Fundstück: Geschirr-Set

Kantinengeschirr, 6-teilig

Text: Franziska Boegehold-Gude

Seit Kurzem ist ein unauffälliges Geschirr-Set Teil unserer Sammlung. Es besteht aus einem flachem und einem tiefem Teller, einer Suppentasse, einer kleinen Schüssel und einer Tasse samt Untertasse. Keramik verrät häufig durch ihre Marke auf der Unterseite etwas über Produktionsstätte und Zeitraum der Herstellung. Das vorliegende Geschirr offenbart über die Bezeichnung am Boden noch mehr: Es erzählt vom Nationalsozialismus und von der Heilanstalt Wehnen bei Oldenburg.

Die Heil- und Pflegeanstalt Wehnen (die heutige Karl-Jaspers-Klinik) war und ist eine psychiatrische Einrichtung. Vor und im Zweiten Weltkrieg war die Heilanstalt Teil der systematischen Ermordung, Zwangssterilisierung und anderer Verbrechen an Menschen mit körperlichen, geistigen und seelischen Behinderungen in Deutschland durch die Nationalsozialisten. Dies war Teil der sogenannten „Rassenhygiene“, mit der die „arische“ Bevölkerung gestärkt werden sollte.

In der Einrichtung in Wehnen wurden während des Nationalsozialismus schätzungsweise insgesamt etwa 1.500 Patienten gezielt getötet. Dies wurde durch Aushungern und Medikamentengabe erreicht; dazu kam eine Überbelegung der Anstalt ab 1939. Viele Jahrzehnte blieb dieses dunkle Kapitel in der Geschichte der Heilanstalt unbearbeitet.
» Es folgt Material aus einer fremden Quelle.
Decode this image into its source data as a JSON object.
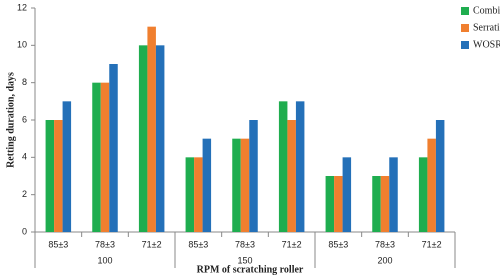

Seit einigen Jahren aber erfolgt eine Aufarbeitung der Vorgänge. In der Alten Pathologie auf dem Gelände der Karl-Jaspers-Klinik ist eine Gedenk- und Dokumentationsstätte entstanden. 

Und das Geschirr? 1934 wurde das „Amt für Schönheit der Arbeit“ eingerichtet für eine soziale und ästhetische Gestaltung von Arbeitsplätzen. Da Gewerkschaften durch die Nationalsozialisten verboten worden waren, sollte das Amt die Interessen der Arbeiterinnen und Arbeiter vertreten. Unter anderem wurde von diesem Amt das schlichte und funktionale Kantinengeschirr „Modell des Amtes Schönheit der Arbeit“ entworfen und von ausgewählten Betrieben produziert. Dieses Geschirr fand auch in Wehnen Verwendung, wie die Objekte in unserer Sammlung zeigen. Denn das Set hat sich bei einer Mitarbeiterin der Einrichtung erhalten, von deren Nachfahrin das Stadtmuseum die Stücke übernehmen konnte.